[VII. HITHERTO UNPUBLISHED POEMS.]
METAPHRASE OF SOME OF THE PSALMS, &c.
NOTE.
The Manuscript Volume from which the following hitherto unpublished Poems are taken, is the property of David Laing, Esq., LL.D., Edinburgh, who purchased it, or perhaps obtained it in exchange many years ago from the Rev. John Jamieson, D.D., author of the "Scottish Dictionary" and other learned works—a scholar of full learning and to be held in honour in many respects. It was parted with to his like-minded friend as containing the hitherto unprinted 'Psalms,' &c., by Sir John Davies; but no memorial remains to ascertain the quarter from whence Dr. Jamieson obtained the Volume. Mr. Laing states that, if anything was said at the time on the subject, it has escaped his recollection; and this cannot be wondered at, as it must have been from thirty to forty years ago.

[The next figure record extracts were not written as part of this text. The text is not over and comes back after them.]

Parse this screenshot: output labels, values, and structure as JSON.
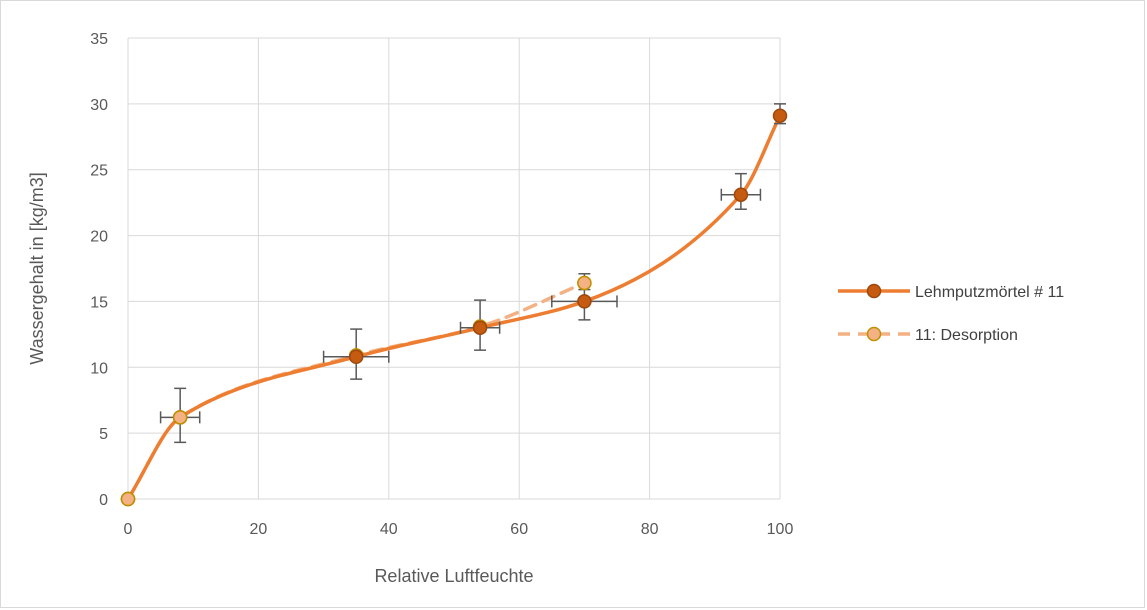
{
  "chart_data": {
    "type": "scatter",
    "xlabel": "Relative Luftfeuchte",
    "ylabel": "Wassergehalt in [kg/m3]",
    "xlim": [
      0,
      100
    ],
    "ylim": [
      0,
      35
    ],
    "x_ticks": [
      0,
      20,
      40,
      60,
      80,
      100
    ],
    "y_ticks": [
      0,
      5,
      10,
      15,
      20,
      25,
      30,
      35
    ],
    "grid": true,
    "legend_position": "right",
    "series": [
      {
        "name": "Lehmputzmörtel # 11",
        "line_style": "solid",
        "smooth": true,
        "line_color": "#ED7D31",
        "marker_fill": "#C55A11",
        "marker_edge": "#9E480E",
        "points": [
          {
            "x": 0,
            "y": 0
          },
          {
            "x": 8,
            "y": 6.2,
            "xerr": 3,
            "yerr_low": 1.9,
            "yerr_high": 2.2
          },
          {
            "x": 35,
            "y": 10.8,
            "xerr": 5,
            "yerr_low": 1.7,
            "yerr_high": 2.1
          },
          {
            "x": 54,
            "y": 13.0,
            "xerr": 3,
            "yerr_low": 1.7,
            "yerr_high": 2.1
          },
          {
            "x": 70,
            "y": 15.0,
            "xerr": 5,
            "yerr_low": 1.4,
            "yerr_high": 1.4
          },
          {
            "x": 94,
            "y": 23.1,
            "xerr": 3,
            "yerr_low": 1.1,
            "yerr_high": 1.6
          },
          {
            "x": 100,
            "y": 29.1,
            "xerr": 0,
            "yerr_low": 0.6,
            "yerr_high": 0.9
          }
        ]
      },
      {
        "name": "11: Desorption",
        "line_style": "dashed",
        "smooth": true,
        "line_color": "#F4B183",
        "marker_fill": "#F4B183",
        "marker_edge": "#BF9000",
        "points": [
          {
            "x": 0,
            "y": 0
          },
          {
            "x": 8,
            "y": 6.2
          },
          {
            "x": 35,
            "y": 10.9
          },
          {
            "x": 54,
            "y": 13.1
          },
          {
            "x": 70,
            "y": 16.4,
            "xerr": 0,
            "yerr_low": 0.5,
            "yerr_high": 0.7
          }
        ]
      }
    ]
  }
}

Along with eminent Experts I have carefully compared this Manuscript with undoubted holographs of Sir John Davies, preserved in Her Majesty's State Paper Office (State Papers: Domestic. James I. Vol. 173. No. 54: Oct. 18, 1624, etc., etc.) and among the Harleian MSS. in the British Museum—the former being preferable as being of the same year-date with ours: and I feel constrained to pronounce it throughout non-autograph. There are at least FIVE handwritings in the volume—as more particularly described in locis: but none bears a resemblance to Sir John Davies'. The Manuscript, therefore, belongs to a class that abounds at the Period, viz, a Scribe's transcript and which closely resembles that of MS. Speeches and other writings of Davies preserved among the Harleian MSS. This is further, in accord with Sir John Davies' practice, as appears by 'The Egerton Papers' of Mr. Collier, (Camden Society, 1840, I Vol. 40.) where in a letter to Ellesmere (pp. 410-16) he apologizes for his own 'ill hand' and substitutes his 'man's.' The evidence for Davies' authorship of these Poems is EXTERNAL and INTERNAL.

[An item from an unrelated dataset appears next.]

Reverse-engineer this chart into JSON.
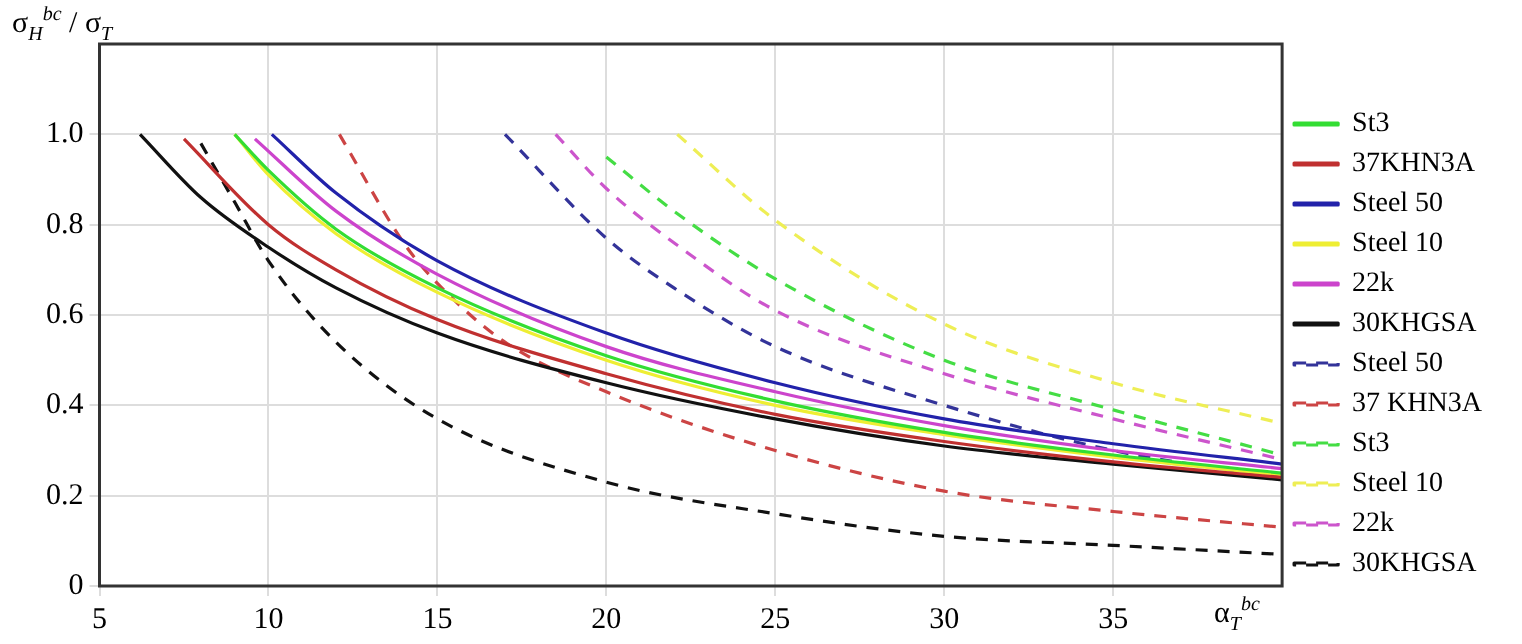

(a) The existence of the 'Metaphrase of the Psalms'—which composes the greater portion of the Manuscript—has long been on record. Thus Anthony-a-Wood in his Athenæ states "Besides the before-mentioned things (as also Epigrams, as 'tis said) which were published by, and under the name of Sir John Davies, are several MSS. of his writing and composing, which go from hand to hand, as (I) Metaphrase of several of K. David's Psalms...." (edn. Bliss ii., 403.) The original of the Psalms' MS. was in possession of Sir John's own daughter, the Countess of Huntingdon, as I found in the Carte MSS. Bodleian, Oxford.
The others are MSS.—some in part since published—which Wood describes as formerly in the Library of Sir James Ware, and then in that of the Earl of Clarendon.
(b) The handwriting of the Manuscript is exactly correspondent with that of its date '1624.' It is uniform from Psalm I. to L.